LESSONS FROM A PhD - Part 2
Continuing on from my last post, the second indiginest principles that can produce culturally relevant results is Respect. This requires individuals and organizations to learn about, value, and prioritise indigenous knowledge and cultural protocols.
For example, the sharing of food is integral to cultural understanding and protocol in many cultures and manaakitanga (hospitality) is a cornerstone of Māori tradition. At first glance beginning a meeting with a karakia and food or refreshments might appear to be a relativity uncomplicated process. But as researchers Blundell, Gibbons & Lillis have emphasised, understanding and respecting what appears to simply be an everyday activity is in fact key to establishing trust with participants. They describe it as reciprocal.
….it implies a responsibility upon a host; an invitation to a visitor. Manaakitanga seeks common ground upon which an affinity and sense of sharing can begin
Why is this so important? Put simply embracing this value allows knowledge to flow both ways. In my case, I wasn’t just a researcher gathering data, I was a learner.
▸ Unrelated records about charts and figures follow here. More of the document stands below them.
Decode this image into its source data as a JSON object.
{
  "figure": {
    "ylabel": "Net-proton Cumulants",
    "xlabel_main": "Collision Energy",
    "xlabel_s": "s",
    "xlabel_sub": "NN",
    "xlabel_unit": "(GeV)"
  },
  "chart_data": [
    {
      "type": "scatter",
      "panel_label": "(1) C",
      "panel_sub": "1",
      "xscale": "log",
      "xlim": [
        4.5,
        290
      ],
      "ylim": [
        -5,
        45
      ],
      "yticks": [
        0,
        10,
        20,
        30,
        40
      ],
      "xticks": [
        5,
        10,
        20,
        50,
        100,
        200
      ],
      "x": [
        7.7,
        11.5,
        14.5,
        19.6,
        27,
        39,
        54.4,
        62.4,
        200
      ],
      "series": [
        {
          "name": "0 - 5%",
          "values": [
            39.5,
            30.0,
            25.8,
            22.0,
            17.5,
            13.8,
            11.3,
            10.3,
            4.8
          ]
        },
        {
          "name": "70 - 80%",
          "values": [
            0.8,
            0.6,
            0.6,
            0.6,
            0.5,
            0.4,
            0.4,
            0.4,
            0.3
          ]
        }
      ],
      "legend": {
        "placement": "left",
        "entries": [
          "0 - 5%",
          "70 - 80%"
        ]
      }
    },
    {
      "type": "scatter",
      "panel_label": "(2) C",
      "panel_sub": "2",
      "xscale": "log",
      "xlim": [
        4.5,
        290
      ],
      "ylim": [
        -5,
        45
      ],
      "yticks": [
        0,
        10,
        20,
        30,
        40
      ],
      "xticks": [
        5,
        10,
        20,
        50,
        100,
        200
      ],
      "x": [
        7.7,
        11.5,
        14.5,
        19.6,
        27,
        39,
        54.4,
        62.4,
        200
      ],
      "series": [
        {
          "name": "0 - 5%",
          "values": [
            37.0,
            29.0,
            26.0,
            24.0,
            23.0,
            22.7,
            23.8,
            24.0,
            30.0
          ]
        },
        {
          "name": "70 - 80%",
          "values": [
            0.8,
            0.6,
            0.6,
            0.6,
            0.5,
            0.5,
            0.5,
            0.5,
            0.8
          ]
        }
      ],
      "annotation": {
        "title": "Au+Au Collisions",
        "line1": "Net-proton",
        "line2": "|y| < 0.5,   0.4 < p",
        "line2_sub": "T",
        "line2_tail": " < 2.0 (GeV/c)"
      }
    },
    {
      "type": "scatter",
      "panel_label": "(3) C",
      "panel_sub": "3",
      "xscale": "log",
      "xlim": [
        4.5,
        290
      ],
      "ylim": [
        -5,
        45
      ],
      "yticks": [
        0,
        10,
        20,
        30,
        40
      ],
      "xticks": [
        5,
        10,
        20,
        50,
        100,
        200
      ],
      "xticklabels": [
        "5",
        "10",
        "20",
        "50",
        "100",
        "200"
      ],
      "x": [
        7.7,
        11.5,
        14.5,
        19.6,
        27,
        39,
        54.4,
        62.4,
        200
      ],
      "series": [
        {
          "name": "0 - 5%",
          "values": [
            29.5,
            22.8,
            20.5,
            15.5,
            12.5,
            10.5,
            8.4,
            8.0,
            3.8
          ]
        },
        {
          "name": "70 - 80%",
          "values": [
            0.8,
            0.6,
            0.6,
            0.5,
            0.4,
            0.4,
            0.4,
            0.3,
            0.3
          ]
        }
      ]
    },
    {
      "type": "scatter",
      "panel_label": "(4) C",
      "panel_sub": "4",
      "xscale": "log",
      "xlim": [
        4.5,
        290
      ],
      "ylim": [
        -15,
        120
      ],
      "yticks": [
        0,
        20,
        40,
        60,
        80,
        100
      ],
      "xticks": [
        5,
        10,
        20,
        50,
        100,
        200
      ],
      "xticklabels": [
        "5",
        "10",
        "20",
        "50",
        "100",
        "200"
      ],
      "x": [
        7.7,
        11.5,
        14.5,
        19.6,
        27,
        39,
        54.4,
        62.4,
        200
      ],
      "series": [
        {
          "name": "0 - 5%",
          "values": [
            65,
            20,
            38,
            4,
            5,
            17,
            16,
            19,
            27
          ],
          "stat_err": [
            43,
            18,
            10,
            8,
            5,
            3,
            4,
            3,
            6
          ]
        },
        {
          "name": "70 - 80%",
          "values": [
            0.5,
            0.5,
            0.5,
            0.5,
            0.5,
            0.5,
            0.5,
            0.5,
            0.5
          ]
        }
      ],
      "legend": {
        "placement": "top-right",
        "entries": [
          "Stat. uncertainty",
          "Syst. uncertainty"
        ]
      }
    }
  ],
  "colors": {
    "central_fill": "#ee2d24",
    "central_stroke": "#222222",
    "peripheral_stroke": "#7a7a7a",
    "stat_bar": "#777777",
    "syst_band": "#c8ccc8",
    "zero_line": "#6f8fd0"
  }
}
Just as it is important to share food, it is important to share results. Information should not just flow one way. During my research the concept of manaakitanga was intrinsic in the writing and sharing of community reports. I wrote for two groups-- academically for my advisers and in clear non jargon English for the community. The greatest gift anyone can give you is their time. The least we can do is feedback what we learn so that it has practical implications for everyone involved in the process.
The principle of respect can be extrapolated out to guide working relationships. In the early stages of a project, email is a poor form of communication. Never underestimate the cultural importance of ke kanohi kitea (the seen face). At the early stage of relationship building listen more than talk. Give don’t take. Never promise more than you can deliver and honour all promises you make. Make sure relationships are reciprocal. It is surprising how often good intentions remain just that. And acknowledge community members expertise when presenting ideas to your colleagues.
Recognise in relationship building that what is not said is as important as what is said. People have legitimate reasons for not talking freely or openly in front of “outsiders.” It is pragmatic to spend some time understanding how research has been previously conducted and what attitudes might be to researchers or external agencies/business.